La Champagne au féminin : héritage, intuition et conviction

Dans le paysage discret et vallonné de la Montagne de Reims, il est une adresse que les initiées se murmurent à l’oreille : le Domaine DEF, repris il y a sept ans par Claire Martin. Ce nom ne fait pas (encore) la Une des guides, et c’est tant mieux : l’âme des meilleures cuvées se livre à qui sait la chercher, loin des feux tapageurs. Mais que se cache-t-il réellement derrière ce domaine à la philosophie singulière ? Avant tout, l’histoire d’une lignée de femmes, de la terre et d’une quête de justesse, incarnée aujourd’hui par une vigneronne à l’écoute invisible du vivant.

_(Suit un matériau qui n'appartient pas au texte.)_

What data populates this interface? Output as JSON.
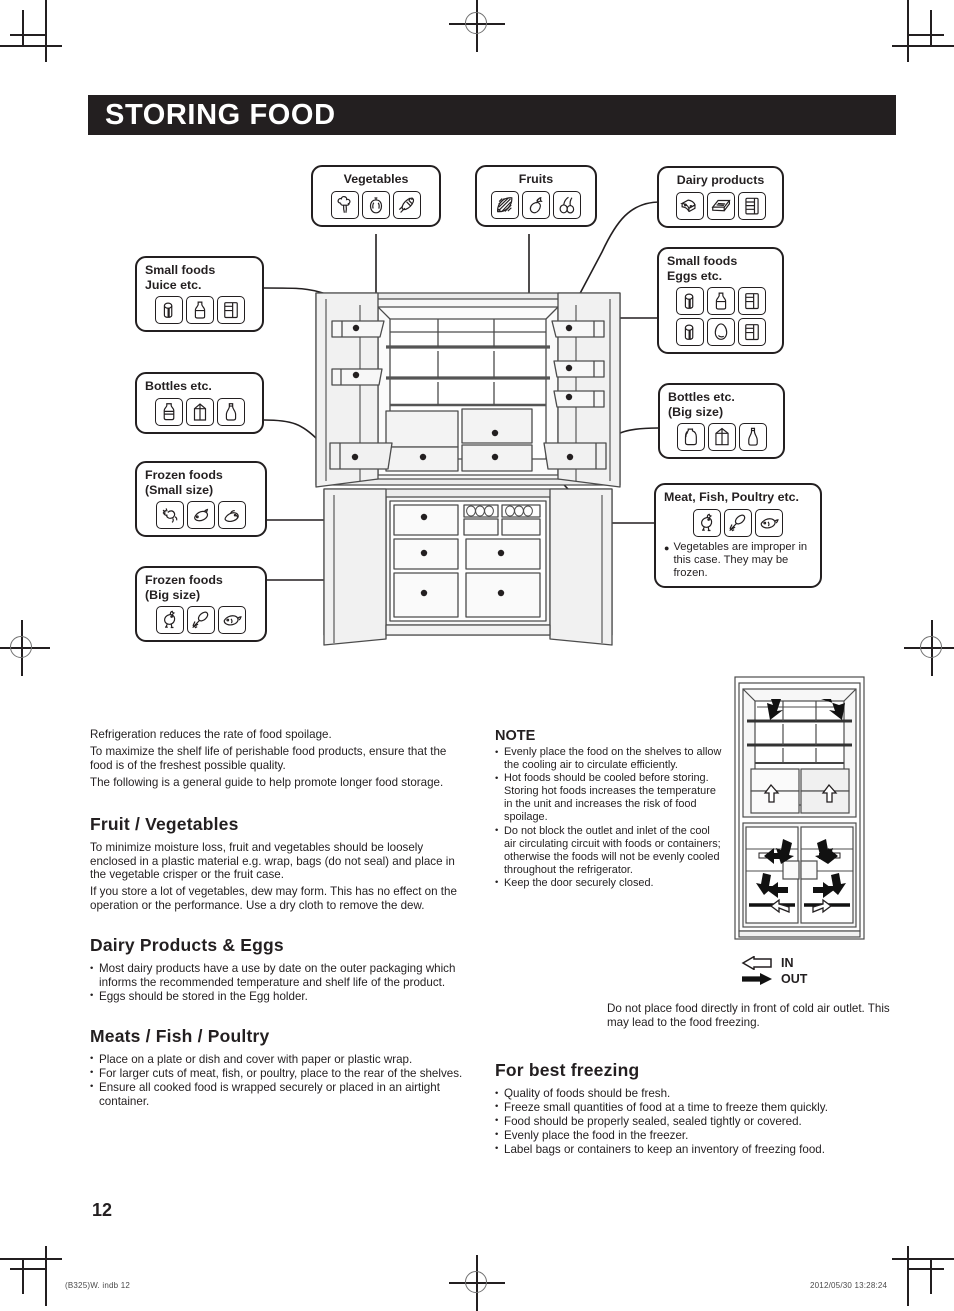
{
  "page": {
    "title": "STORING FOOD",
    "number": "12",
    "footer_left": "(B325)W. indb   12",
    "footer_right": "2012/05/30   13:28:24"
  },
  "diagram": {
    "labels": [
      {
        "key": "vegetables",
        "title": "Vegetables",
        "icons": [
          "broccoli-icon",
          "bell-pepper-icon",
          "corn-icon"
        ]
      },
      {
        "key": "fruits",
        "title": "Fruits",
        "icons": [
          "orange-slice-icon",
          "strawberry-icon",
          "cherry-icon"
        ]
      },
      {
        "key": "dairy",
        "title": "Dairy products",
        "icons": [
          "cheese-icon",
          "butter-pack-icon",
          "yogurt-jar-icon"
        ]
      },
      {
        "key": "small_foods_juice",
        "title": "Small foods\nJuice etc.",
        "icons": [
          "juice-carton-icon",
          "juice-bottle-icon",
          "jar-icon"
        ]
      },
      {
        "key": "small_foods_eggs",
        "title": "Small foods\nEggs etc.",
        "icons": [
          "juice-carton-icon",
          "juice-bottle-icon",
          "jar-icon",
          "juice-carton-icon",
          "egg-icon",
          "jar-icon"
        ]
      },
      {
        "key": "bottles",
        "title": "Bottles etc.",
        "icons": [
          "plastic-bottle-icon",
          "milk-carton-icon",
          "glass-bottle-icon"
        ]
      },
      {
        "key": "bottles_big",
        "title": "Bottles etc.\n(Big size)",
        "icons": [
          "big-jug-icon",
          "big-milk-carton-icon",
          "big-glass-bottle-icon"
        ]
      },
      {
        "key": "frozen_small",
        "title": "Frozen foods\n(Small size)",
        "icons": [
          "meat-cut-icon",
          "fish-fillet-icon",
          "shrimp-icon"
        ]
      },
      {
        "key": "frozen_big",
        "title": "Frozen foods\n(Big size)",
        "icons": [
          "whole-chicken-icon",
          "chicken-leg-icon",
          "whole-fish-icon"
        ]
      },
      {
        "key": "meat_fish",
        "title": "Meat, Fish, Poultry etc.",
        "icons": [
          "whole-chicken-icon",
          "chicken-leg-icon",
          "whole-fish-icon"
        ],
        "note": "Vegetables are improper in this case. They may be frozen."
      }
    ]
  },
  "intro": {
    "lines": [
      "Refrigeration reduces the rate of food spoilage.",
      "To maximize the shelf life of perishable food products, ensure that the food is of the freshest possible quality.",
      "The following is a general guide to help promote longer food storage."
    ]
  },
  "sections": [
    {
      "heading": "Fruit / Vegetables",
      "paragraphs": [
        "To minimize moisture loss, fruit and vegetables should be loosely enclosed in a plastic material e.g. wrap, bags (do not seal) and place in the vegetable crisper or the fruit case.",
        "If you store a lot of vegetables, dew may form. This has no effect on the operation or the performance. Use a dry cloth to remove the dew."
      ],
      "bullets": []
    },
    {
      "heading": "Dairy Products & Eggs",
      "paragraphs": [],
      "bullets": [
        "Most dairy products have a use by date on the outer packaging which informs the recommended temperature and shelf life of the product.",
        "Eggs should be stored in the Egg holder."
      ]
    },
    {
      "heading": "Meats / Fish / Poultry",
      "paragraphs": [],
      "bullets": [
        "Place on a plate or dish and cover with paper or plastic wrap.",
        "For larger cuts of meat, fish, or poultry, place to the rear of the shelves.",
        "Ensure all cooked food is wrapped securely or placed in an airtight container."
      ]
    }
  ],
  "note": {
    "heading": "NOTE",
    "bullets": [
      "Evenly place the food on the shelves to allow the cooling air to circulate efficiently.",
      "Hot foods should be cooled before storing. Storing hot foods increases the temperature in the unit and increases the risk of food spoilage.",
      "Do not block the outlet and inlet of the cool air circulating circuit with foods or containers; otherwise the foods will not be evenly cooled throughout the refrigerator.",
      "Keep the door securely closed."
    ]
  },
  "airflow": {
    "legend": [
      {
        "key": "in",
        "label": "IN",
        "arrow": "hollow-arrow-left-icon"
      },
      {
        "key": "out",
        "label": "OUT",
        "arrow": "solid-arrow-right-icon"
      }
    ],
    "caption": "Do not place food directly in front of cold air outlet. This may lead to the food freezing."
  },
  "freezing": {
    "heading": "For best freezing",
    "bullets": [
      "Quality of foods should be fresh.",
      "Freeze small quantities of food at a time to freeze them quickly.",
      "Food should be properly sealed, sealed tightly or covered.",
      "Evenly place the food in the freezer.",
      "Label bags or containers to keep an inventory of freezing food."
    ]
  },
  "colors": {
    "ink": "#231f20",
    "paper": "#ffffff",
    "panel_fill": "#f2f2f2"
  }
}
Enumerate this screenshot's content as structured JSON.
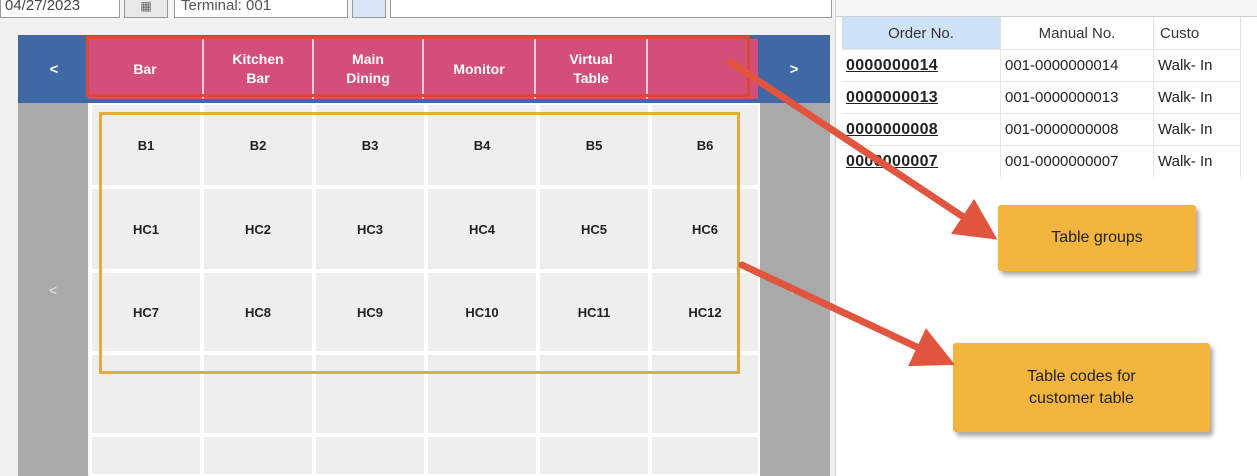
{
  "toolbar": {
    "date_value": "04/27/2023",
    "terminal_value": "Terminal: 001"
  },
  "group_nav": {
    "prev_label": "<",
    "next_label": ">"
  },
  "groups": [
    {
      "line1": "Bar",
      "line2": ""
    },
    {
      "line1": "Kitchen",
      "line2": "Bar"
    },
    {
      "line1": "Main",
      "line2": "Dining"
    },
    {
      "line1": "Monitor",
      "line2": ""
    },
    {
      "line1": "Virtual",
      "line2": "Table"
    },
    {
      "line1": "",
      "line2": ""
    }
  ],
  "table_nav": {
    "prev_label": "<",
    "next_label": ">"
  },
  "tables": [
    [
      "B1",
      "B2",
      "B3",
      "B4",
      "B5",
      "B6"
    ],
    [
      "HC1",
      "HC2",
      "HC3",
      "HC4",
      "HC5",
      "HC6"
    ],
    [
      "HC7",
      "HC8",
      "HC9",
      "HC10",
      "HC11",
      "HC12"
    ],
    [
      "",
      "",
      "",
      "",
      "",
      ""
    ],
    [
      "",
      "",
      "",
      "",
      "",
      ""
    ],
    [
      "",
      "",
      "",
      "",
      "",
      ""
    ]
  ],
  "orders": {
    "columns": [
      "Order No.",
      "Manual No.",
      "Custo"
    ],
    "rows": [
      {
        "order_no": "0000000014",
        "manual_no": "001-0000000014",
        "customer": "Walk- In"
      },
      {
        "order_no": "0000000013",
        "manual_no": "001-0000000013",
        "customer": "Walk- In"
      },
      {
        "order_no": "0000000008",
        "manual_no": "001-0000000008",
        "customer": "Walk- In"
      },
      {
        "order_no": "0000000007",
        "manual_no": "001-0000000007",
        "customer": "Walk- In"
      }
    ]
  },
  "callouts": {
    "table_groups": "Table groups",
    "table_codes_line1": "Table codes for",
    "table_codes_line2": "customer table"
  },
  "colors": {
    "group_bar": "#3f68a5",
    "group_button": "#d34f7a",
    "highlight_red": "#d84a37",
    "highlight_yellow": "#e8a93a",
    "callout": "#f3b53d"
  }
}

Claire Martin n’est pas la première de sa famille à s’ancrer dans la terre champenoise. Mais là où d’autres auraient goûté à la facilité ou à la tradition figée, elle choisit d’embrasser la voie, exigeante et radicale, de la biodynamie, comme un retour vibrant aux origines. Un pari risqué dans une région où cette pratique, encore confidentielle, se heurte aux volumes, aux habitudes, et parfois même… aux préjugés.

Biodynamie, mode d’emploi : de l’héritage familial à l’engagement contemporain

Pour comprendre la démarche de Claire, il faut d’abord saisir ce qu’est réellement la biodynamie – et surtout, ce qu’elle n’est pas. Plus qu’un simple label ou une agriculture « sans chimie », il s’agit d’une vision globale du vivant en interaction, pensée et formulée à partir des travaux de Rudolf Steiner dans les années 1920 (Source : Demeter France). Ce mode cultural considère que la vigne, la plante, le sol, la lune, les cycles et même l’intention du vigneron ne font qu’un.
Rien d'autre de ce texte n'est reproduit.